CHARLESTON, W.Va.  — Gov. Jim Justice and the state’s United States Senate delegation condemned the violence in Charlottesville, Va. that occurred over the weekend.

“The tragic events that took place in Charlottesville are deplorable and totally unacceptable” Justice said in a statement released Sunday, Aug. 13. “There is no place for hatred and bigotry in our society. Three people lost their lives and many others were injured, and that’s heartbreaking. We will not tolerate violence like that here.”

U.S. Sen. Joe Manchin, D-W.Va., and U.S. Sen. Shelley Moore Capito, R-W.Va., also released statements about the incidents that left three people dead.
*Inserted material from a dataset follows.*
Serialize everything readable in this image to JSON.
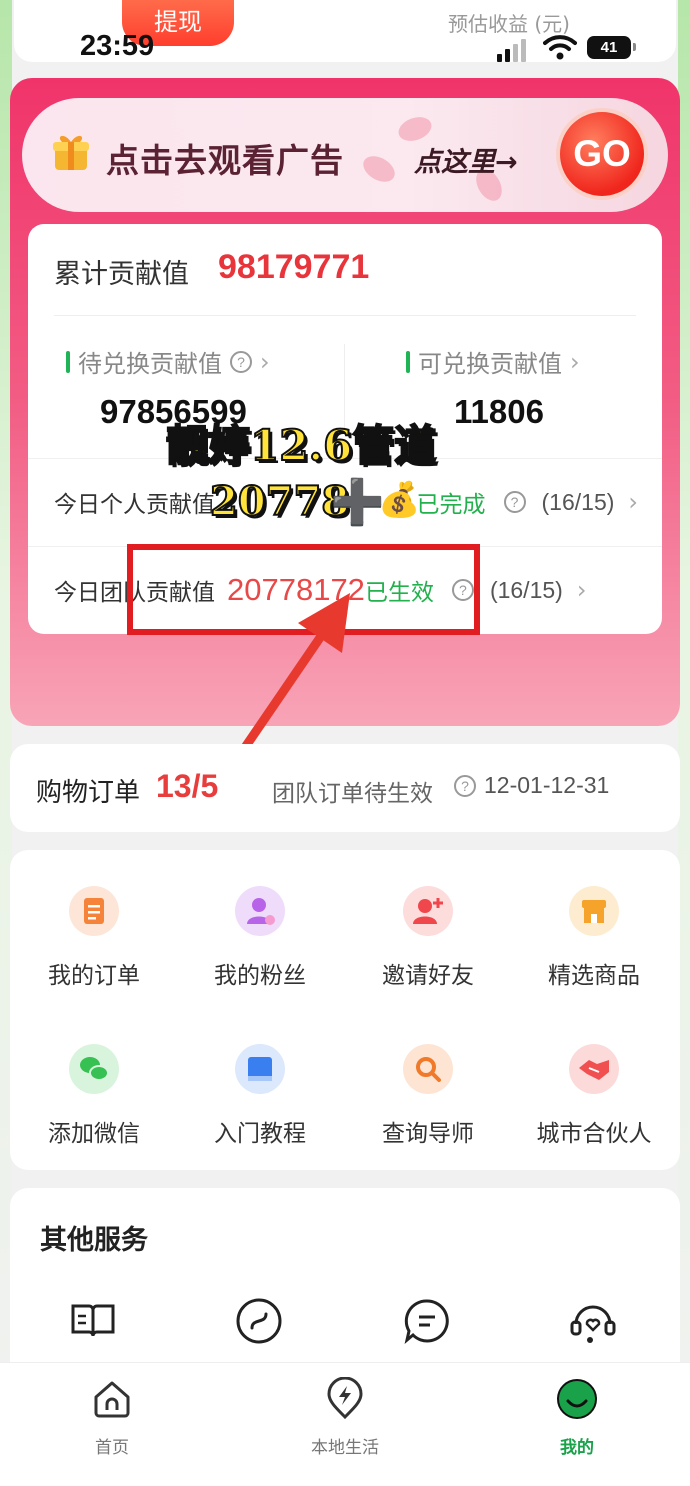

“Gayle and I extend our deepest sympathies to those who lost their lives this weekend in Charlottesville,” Manchin said. Heather Heyer died standing up against the forces of evil and hatred, and Troopers (Berke M.M.) Bates and (H. Jay) Cullen died serving the highest ideals of their community, state, and country. I condemn in the strongest possible way the hatred and bigotry carried out by white supremacists this weekend.
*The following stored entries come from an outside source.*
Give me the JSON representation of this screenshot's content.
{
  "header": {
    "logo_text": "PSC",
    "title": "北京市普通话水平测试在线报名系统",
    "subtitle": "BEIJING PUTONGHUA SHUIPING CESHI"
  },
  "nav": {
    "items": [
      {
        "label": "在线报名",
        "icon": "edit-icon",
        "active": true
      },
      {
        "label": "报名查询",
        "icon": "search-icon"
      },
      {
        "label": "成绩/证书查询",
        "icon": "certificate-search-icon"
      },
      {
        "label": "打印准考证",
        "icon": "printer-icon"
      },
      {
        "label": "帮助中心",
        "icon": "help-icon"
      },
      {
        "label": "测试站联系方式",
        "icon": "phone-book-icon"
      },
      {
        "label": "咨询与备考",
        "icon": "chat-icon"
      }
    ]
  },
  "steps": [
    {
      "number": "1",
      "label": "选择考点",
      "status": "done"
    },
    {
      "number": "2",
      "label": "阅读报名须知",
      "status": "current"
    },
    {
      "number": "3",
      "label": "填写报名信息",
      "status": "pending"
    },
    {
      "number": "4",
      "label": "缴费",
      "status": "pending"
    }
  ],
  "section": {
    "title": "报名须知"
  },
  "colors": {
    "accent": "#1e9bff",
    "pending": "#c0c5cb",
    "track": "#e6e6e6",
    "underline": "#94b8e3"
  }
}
“This hateful ideology has always contradicted the very foundation our country was built on,”. I denounce white supremacists, the KKK, neo-Nazis, their ideologies and their allies. West Virginia was founded in the fight against slavery, and I know my neighbors join me in denouncing cowardly acts meant to divide our country with bigotry and hatred.”

Heyer, 32, was killed and 19 other people injured on Saturday, Aug. 12, when a man attending a white nationalist rally in Charlottesville drove his car into a crowd of people protesting the rally. James Alex Fields Jr., 20, of Ohio, was charged with second-degree murder in connection with the incident.
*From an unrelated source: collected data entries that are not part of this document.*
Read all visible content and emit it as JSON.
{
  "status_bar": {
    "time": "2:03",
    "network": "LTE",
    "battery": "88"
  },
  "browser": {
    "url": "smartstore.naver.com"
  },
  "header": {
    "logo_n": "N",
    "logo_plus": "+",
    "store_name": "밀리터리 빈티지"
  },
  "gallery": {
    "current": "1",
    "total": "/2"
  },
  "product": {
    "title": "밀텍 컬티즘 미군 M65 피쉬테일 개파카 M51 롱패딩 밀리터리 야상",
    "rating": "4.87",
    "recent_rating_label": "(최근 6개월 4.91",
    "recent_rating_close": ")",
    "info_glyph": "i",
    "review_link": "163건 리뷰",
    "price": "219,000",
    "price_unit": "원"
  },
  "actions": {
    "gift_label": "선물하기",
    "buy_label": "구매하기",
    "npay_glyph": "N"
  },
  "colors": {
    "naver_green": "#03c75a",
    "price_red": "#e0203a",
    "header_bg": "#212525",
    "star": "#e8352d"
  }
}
Bates and Cullen were flying to the scene of the rally on Saturday afternoon when their helicopter crashed, killing both men.

“The hate and violence expressed by Neo-Nazis and other white nationalists groups in Charlottesville this weekend has absolutely no place in America,” Capito said in a statement. “This tragedy was domestic terrorism and should be treated as such. It is incumbent upon all of us to reject this type of racism and bigotry.”

In Charleston, dozens of people attended a vigil at the state capitol complex in Charleston to show support for those opposing the white nationalists in Charlottesville, and to call for the removal of a statue of Confederate General Stonewall Jackson from the state capitol grounds. Jackson was born in Clarksburg.